Estas situações e acontecimentos pautados pela ausência ou dúvida quanto à presença de uma figura de referência conduzem a criança a conceber o seu auto-conceito, ou seja, a construir a imagem do seu self (que tem de si mesmo).

Tendencialmente, a criança desenvolve, com regularidade, sentimentos de punição e auto-culpabilidade por acontecimentos pautados pelo fracasso (motivos internos e impossíveis de controlar) e atribuições externas (por exemplo, a sorte). Este tipo de atribuições reforça a vulnerabilidade emocional da criança e/ou jovem, na medida em que estes sujeitos institucionalizados vão acumulando o fracasso das relações sociais e desenvolvendo o sentimento de solidão (Trigo e Alberto, 2010).

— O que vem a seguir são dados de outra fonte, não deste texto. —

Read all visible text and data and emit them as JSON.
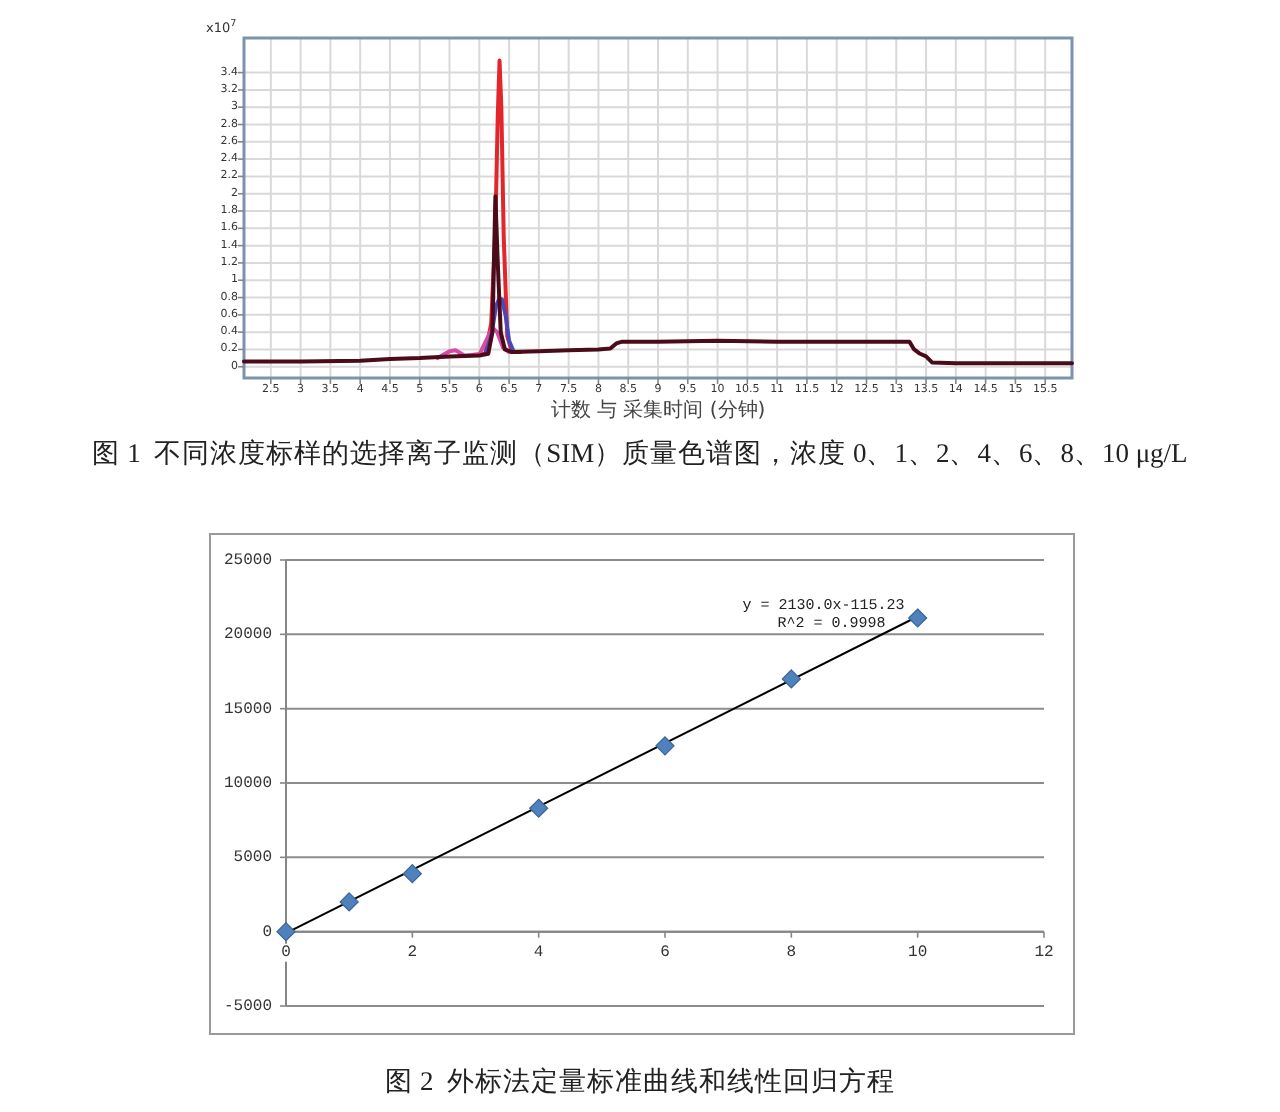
{
  "chart_data": [
    {
      "type": "line",
      "xlabel": "计数 与 采集时间 (分钟)",
      "ylabel": "x10$^{7}$",
      "xlim": [
        2.05,
        15.95
      ],
      "ylim": [
        -0.13,
        3.8
      ],
      "xticks": [
        2.5,
        3,
        3.5,
        4,
        4.5,
        5,
        5.5,
        6,
        6.5,
        7,
        7.5,
        8,
        8.5,
        9,
        9.5,
        10,
        10.5,
        11,
        11.5,
        12,
        12.5,
        13,
        13.5,
        14,
        14.5,
        15,
        15.5
      ],
      "yticks": [
        0,
        0.2,
        0.4,
        0.6,
        0.8,
        1,
        1.2,
        1.4,
        1.6,
        1.8,
        2,
        2.2,
        2.4,
        2.6,
        2.8,
        3,
        3.2,
        3.4
      ],
      "grid": true,
      "series": [
        {
          "color": "#e3262b",
          "x": [
            5.9,
            6.1,
            6.2,
            6.27,
            6.31,
            6.34,
            6.37,
            6.41,
            6.47,
            6.55,
            6.7
          ],
          "values": [
            0.14,
            0.15,
            0.5,
            1.6,
            2.9,
            3.54,
            3.0,
            1.5,
            0.35,
            0.17,
            0.17
          ]
        },
        {
          "color": "#d64aa8",
          "x": [
            5.3,
            5.5,
            5.6,
            5.75,
            6.0,
            6.15,
            6.22,
            6.3,
            6.4,
            6.5
          ],
          "values": [
            0.1,
            0.18,
            0.19,
            0.13,
            0.14,
            0.35,
            0.45,
            0.4,
            0.22,
            0.17
          ]
        },
        {
          "color": "#4b47b8",
          "x": [
            6.1,
            6.2,
            6.28,
            6.33,
            6.38,
            6.44,
            6.5,
            6.58
          ],
          "values": [
            0.15,
            0.35,
            0.7,
            0.78,
            0.78,
            0.6,
            0.3,
            0.17
          ]
        },
        {
          "color": "#4a0c1a",
          "x": [
            2.05,
            3,
            4,
            4.5,
            5,
            5.5,
            6.0,
            6.15,
            6.22,
            6.27,
            6.31,
            6.36,
            6.43,
            6.55,
            7.0,
            7.5,
            8.0,
            8.2,
            8.3,
            8.4,
            9,
            10,
            11,
            12,
            13,
            13.22,
            13.3,
            13.4,
            13.5,
            13.6,
            14,
            15,
            15.95
          ],
          "values": [
            0.06,
            0.06,
            0.07,
            0.09,
            0.1,
            0.12,
            0.13,
            0.15,
            0.4,
            1.97,
            1.2,
            0.4,
            0.2,
            0.17,
            0.18,
            0.19,
            0.2,
            0.21,
            0.27,
            0.29,
            0.29,
            0.3,
            0.29,
            0.29,
            0.29,
            0.29,
            0.2,
            0.15,
            0.12,
            0.05,
            0.04,
            0.04,
            0.04
          ]
        }
      ],
      "annotations": [
        "图 1  不同浓度标样的选择离子监测（SIM）质量色谱图，浓度 0、1、2、4、6、8、10 μg/L"
      ]
    },
    {
      "type": "scatter",
      "xlim": [
        0,
        12
      ],
      "ylim": [
        -5000,
        25000
      ],
      "xticks": [
        0,
        2,
        4,
        6,
        8,
        10,
        12
      ],
      "yticks": [
        -5000,
        0,
        5000,
        10000,
        15000,
        20000,
        25000
      ],
      "grid": "y",
      "series": [
        {
          "type": "line",
          "color": "#000000",
          "x": [
            0,
            10
          ],
          "values": [
            -100,
            21200
          ]
        },
        {
          "color": "#4f81bd",
          "marker": "diamond",
          "x": [
            0,
            1,
            2,
            4,
            6,
            8,
            10
          ],
          "values": [
            0,
            2000,
            3900,
            8300,
            12500,
            17000,
            21100
          ]
        }
      ],
      "annotations": [
        "y = 2130.0x-115.23",
        "R^2 = 0.9998",
        "图 2  外标法定量标准曲线和线性回归方程"
      ]
    }
  ]
}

O período do acolhimento institucional provoca na criança sentimentos conturbados, marcados pelo desalento, tristeza, angústia, medo e incerteza quanto ao futuro. Deste modo,

(…) uma criança terá maiores probabilidades de desenvolver uma representação positiva de si própria, na qual o self surge como valorizado e merecedor de cuidados, quando as suas necessidades de proximidade emocional, de protecção e de segurança estão preenchidas existindo, simultaneamente, suporte para uma exploração activa e autónoma do meio

Pelo contrário, quando a criança estabelece interações caracterizadas pela ausência da satisfação das suas necessidades, poderão construir modelos em que o self é visto como não desejado, concebendo a imagem dos outros como seres não disponíveis, desprezíveis e abusadores.

Vulgarmente se afirma que as representações que as crianças têm acerca dos progenitores alteram em função das condições de vida e das diferentes experiências dos sujeitos. Nesta sequência surge a questão de qual será, então, a representação que as crianças e jovens vítimas de maus-tratos terão face às suas figuras parentais?

A exposição a situações de abuso emocional e negligência infantil põem em causa a segurança na relação de vinculação, podendo vir a desencadear modelos desajustados da criança sobre si própria e sobre os outros (Wright, Crawford & Castillo, 2008).

A investigação tem comprovado que crianças vítimas de maus tratos ou expostas a situações de violência doméstica mais facilmente constroem representações mais negativas das relações (Toth, Cicchetti, Macfie, & Emde, 1997), representando os progenitores como mais agressivos (Herzberger, Potts, & Dillon, 1981).

A colocação de crianças e jovens em risco em Instituições – cuja intenção inicial é a proteção dos mesmos – seja proteção contra os maus-tratos, negligência e/ou outros tipos de problemáticas – leva ao paradoxo da institucionalização. Ou seja, se o objetivo do acolhimento é proteger a criança e/ou jovem em situação de risco potenciar-lhe condições de desenvolvimento e bem-estar que não são asseguradas no contexto familiar, a consequência pode ser o aumento dos danos nestas crianças e jovens já, por si, “sensibilizados, fragilizados e carenciados” (Alberto, 2003, p.229).

Alberto (2003, p.230) cita, pelo menos, quatro aspetos que estão “intimamente associados ao processo de institucionalização de crianças em risco, e que poderão ter implicações negativas nas mesmas”. São eles: o sentimento de punição; a

demissão/diminuição da responsabilização familiar; a estigmatização e discriminação social e a função de controlo social/reprodução das desigualdades sociais.

Finalmente, e concordando com a autora (Alberto, 2003) consideramos que não chega só criar Instituições para lá colocar as crianças e jovens e deixá-las ao “abandono”. Sabemos que estas entidades não substituem a família mas é importante que haja um esforço conjunto para que se consiga estabelecer uma relação minimamente estável e de integração e cooperação entre a criança, a Instituição e a família. É importante não se esquecer de como deve ser difícil todo o percurso de uma criança institucionalizada: o que pensará acerca de todo o processo de institucionalização, como encarará o seu futuro,

como preverá o seu projeto de vida, e quais serão os sentimentos inerentes à família biológica… Não pensarão as crianças e jovens se não existirão alternativas à Instituição…”Vão-se as certezas e a tranquilidade, ficam as questões e a reflexão sem resposta…” (idem:242).